The results of the conference will feed the study on “Cooperation between Social Economy Enterprises and Traditional Enterprises” conducted by a European consortium on behalf of the EC, which will be finalised in September 2018.

On behalf of CECOP, Diana Dovgan, Secretary General, was asked to comment the preliminary findings of the upcoming report in the panel on “Preliminary recommendations to enhance collaboration”. She stressed the importance of enlarging spectrum “when we talk about social economy enterprises and not to reduce them only to social activities such as work integration of disadvantaged groups.

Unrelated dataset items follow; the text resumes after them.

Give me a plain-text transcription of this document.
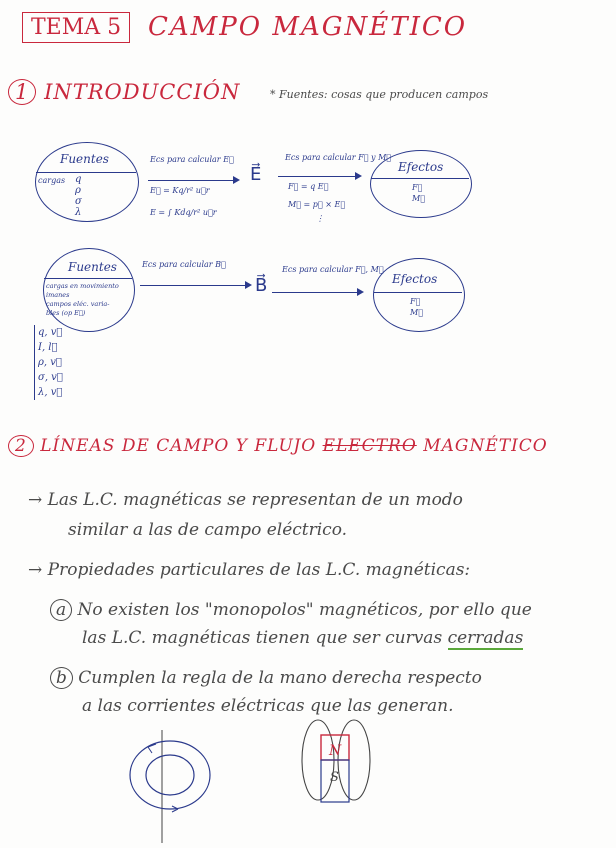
TEMA 5	CAMPO MAGNÉTICO
1 INTRODUCCIÓN	* Fuentes: cosas que producen campos
Fuentes
cargas q
ρ
σ
λ
Ecs para calcular E⃗
E⃗ = Kq/r² u⃗r
E = ∫ Kdq/r² u⃗r
E⃗
Ecs para calcular F⃗ y M⃗
F⃗ = q E⃗
M⃗ = p⃗ × E⃗
⋮
Efectos
F⃗
M⃗
Fuentes
cargas en movimiento
imanes
campos eléc. varia-
bles (op E⃗)
Ecs para calcular B⃗
B⃗
Ecs para calcular F⃗, M⃗
Efectos
F⃗
M⃗
q, v⃗
I, l⃗
ρ, v⃗
σ, v⃗
λ, v⃗
2 LÍNEAS DE CAMPO Y FLUJO ELECTRO MAGNÉTICO
→ Las L.C. magnéticas se representan de un modo
similar a las de campo eléctrico.
→ Propiedades particulares de las L.C. magnéticas:
a No existen los "monopolos" magnéticos, por ello que
las L.C. magnéticas tienen que ser curvas cerradas
b Cumplen la regla de la mano derecha respecto
a las corrientes eléctricas que las generan.
N
S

Although it’s an important dimension of the social economy, it’s not representative and dissimulates the rich variety of type of activities and contribution they provide to the society”. Moreover, has emphasized Diana Dovgan, “the distinguishing features of the social economy enterprises compared to the “traditional” ones are the democratic governance and the accumulation of the capital, and those elements are completely missing in the study findings!”.

If we take the example of cooperatives in industry and services, she added “their identity is multiple; they are cooperatives, but very often SMEs, characterized by the sectors in which they operate etc. They do not live in a separate world, isolated from “traditional enterprises”. Exchanges and collaborations are quite natural for many of them, because of the market or sectoral requirements, roots in the same territories, etc.”

We should pay attention not to focus only on social economy enterprises benefiting from collaboration with “traditional enterprises”; it can also be the other way round. Many examples from CECOP network show how cooperatives can be a great source of inspiration or support for non-cooperative enterprises”, concluding with the example of CoopVenture, a French cooperative fund designed to support digital start-ups, accessible to non-cooperative enterprises but willing to include employees in the governance process.